6. Al-Imam Ibnu Rajab Al-Hanbali rahimahullah berkata di dalam kitabnya Fadhlu ‘Ilmis Salaf ‘ala ‘Ilmil Khalaf[6], “Ilmu yang paling utama dalam tafsir Alquran, makna-makna hadis, perkataan tentang halal dan haram adalah selama ada riwayat dari sahabat, tabiin, dan yang mengikuti mereka sampai berakhir pada zaman para imam Islam yang terkenal yang diteladani. Yaitu yang telah kita sebutkan nama mereka pada pembahasan yang lalu. 

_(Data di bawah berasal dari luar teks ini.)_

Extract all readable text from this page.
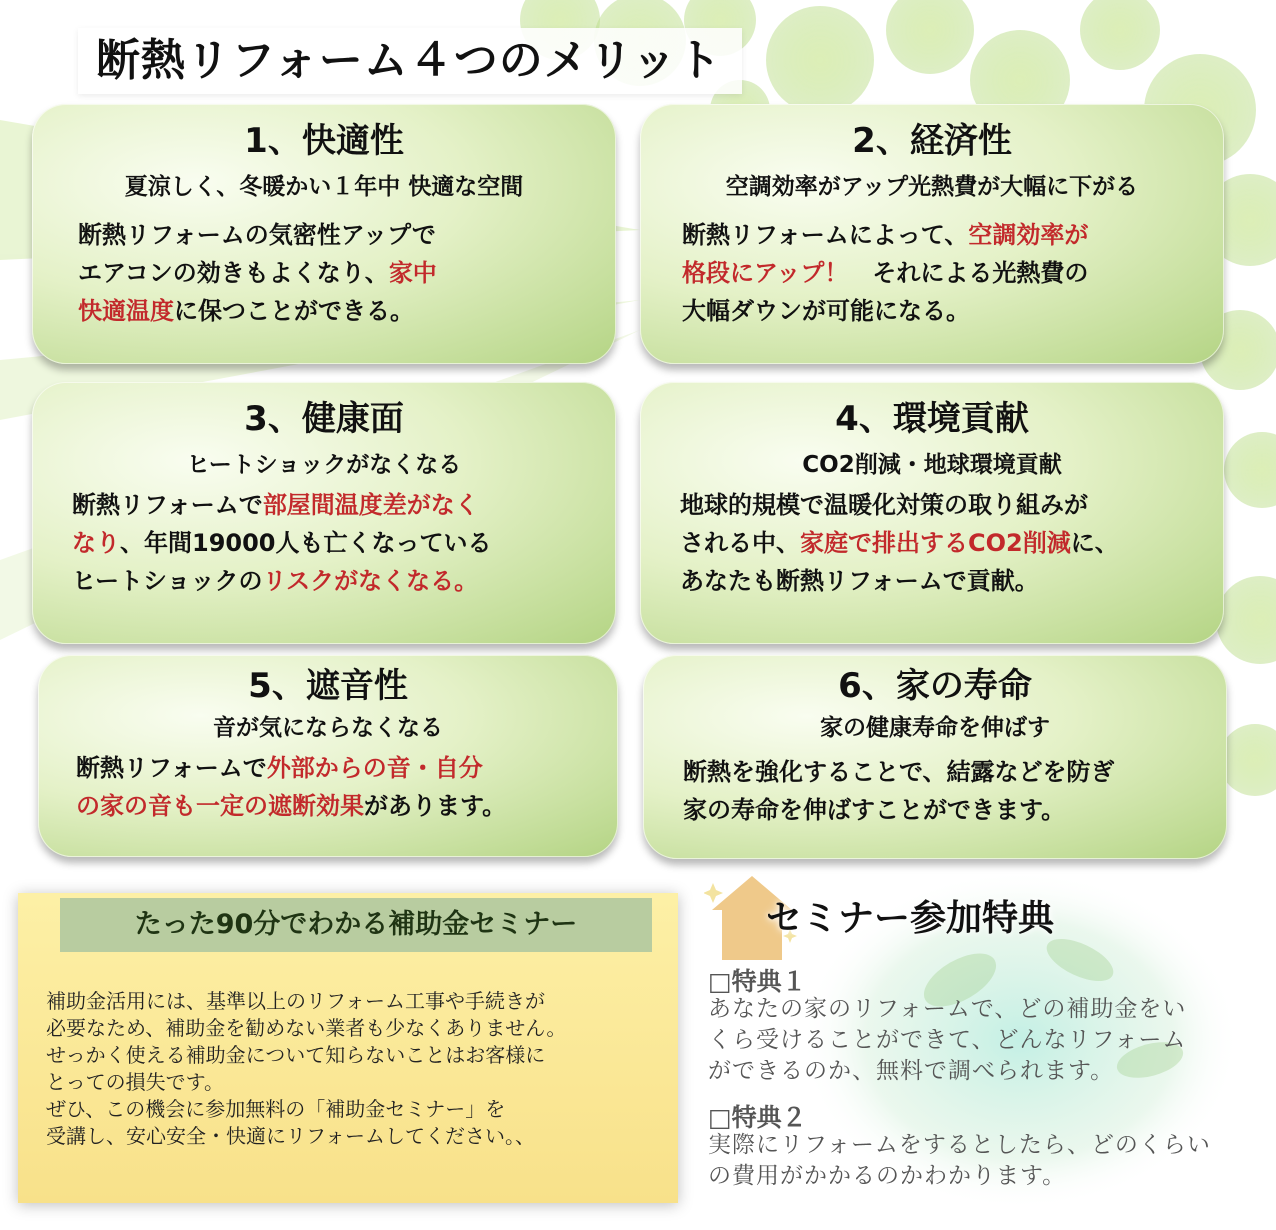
断熱リフォーム４つのメリット
1、快適性
夏涼しく、冬暖かい１年中 快適な空間
断熱リフォームの気密性アップで
エアコンの効きもよくなり、家中
快適温度に保つことができる。
2、経済性
空調効率がアップ光熱費が大幅に下がる
断熱リフォームによって、空調効率が
格段にアップ！　それによる光熱費の
大幅ダウンが可能になる。
3、健康面
ヒートショックがなくなる
断熱リフォームで部屋間温度差がなく
なり、年間19000人も亡くなっている
ヒートショックのリスクがなくなる。
4、環境貢献
CO2削減・地球環境貢献
地球的規模で温暖化対策の取り組みが
される中、家庭で排出するCO2削減に、
あなたも断熱リフォームで貢献。
5、遮音性
音が気にならなくなる
断熱リフォームで外部からの音・自分
の家の音も一定の遮断効果があります。
6、家の寿命
家の健康寿命を伸ばす
断熱を強化することで、結露などを防ぎ
家の寿命を伸ばすことができます。
たった90分でわかる補助金セミナー
補助金活用には、基準以上のリフォーム工事や手続きが
必要なため、補助金を勧めない業者も少なくありません。
せっかく使える補助金について知らないことはお客様に
とっての損失です。
ぜひ、この機会に参加無料の「補助金セミナー」を
受講し、安心安全・快適にリフォームしてください。、
セミナー参加特典
□特典１
あなたの家のリフォームで、どの補助金をい
くら受けることができて、どんなリフォーム
ができるのか、無料で調べられます。
□特典２
実際にリフォームをするとしたら、どのくらい
の費用がかかるのかわかります。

Maka memastikan riwayat mereka dalam hal itu adalah seutama-utama ilmu. Disertai memahaminya, mengilmuinya, dan mendalaminya. Adapun yang muncul setelah mereka berupa hal yang terlalu meluas, maka tidak ada kebaikan pada sebagian besarnya. Kecuali berupa penjelasan ucapan yang berkaitan dengan ucapan mereka. Adapun penjelasan yang menyelisihi ucapan mereka, maka sebagian besarnya adalah batil atau tidak ada manfaat padanya… Maka, tidaklah didapati kebenaran pada ucapan orang setelah mereka kecuali kebenaran itu ada pada ucapan para salaf dengan redaksi yang lebih ringkas dan ungkapan yang lebih padat. Dan tidaklah didapati kebatilan pada ucapan orang setelah mereka kecuali ada pada ucapan para salaf yang menjelaskan kebatilannya itu bagi orang yang mau memahami dan merenungi. Didapati pula pada ucapan para salaf, makna-makna yang luar biasa dan metode-metode yang rinci yang orang-orang setelahnya tidak bisa sampai kepadanya, sehingga siapa saja yang tidak mengambil ilmu dari ucapan salaf, dia akan luput dari seluruh kebaikan itu serta dia akan jatuh dalam banyak kebatilan karena mengikuti orang yang datang setelah mereka. 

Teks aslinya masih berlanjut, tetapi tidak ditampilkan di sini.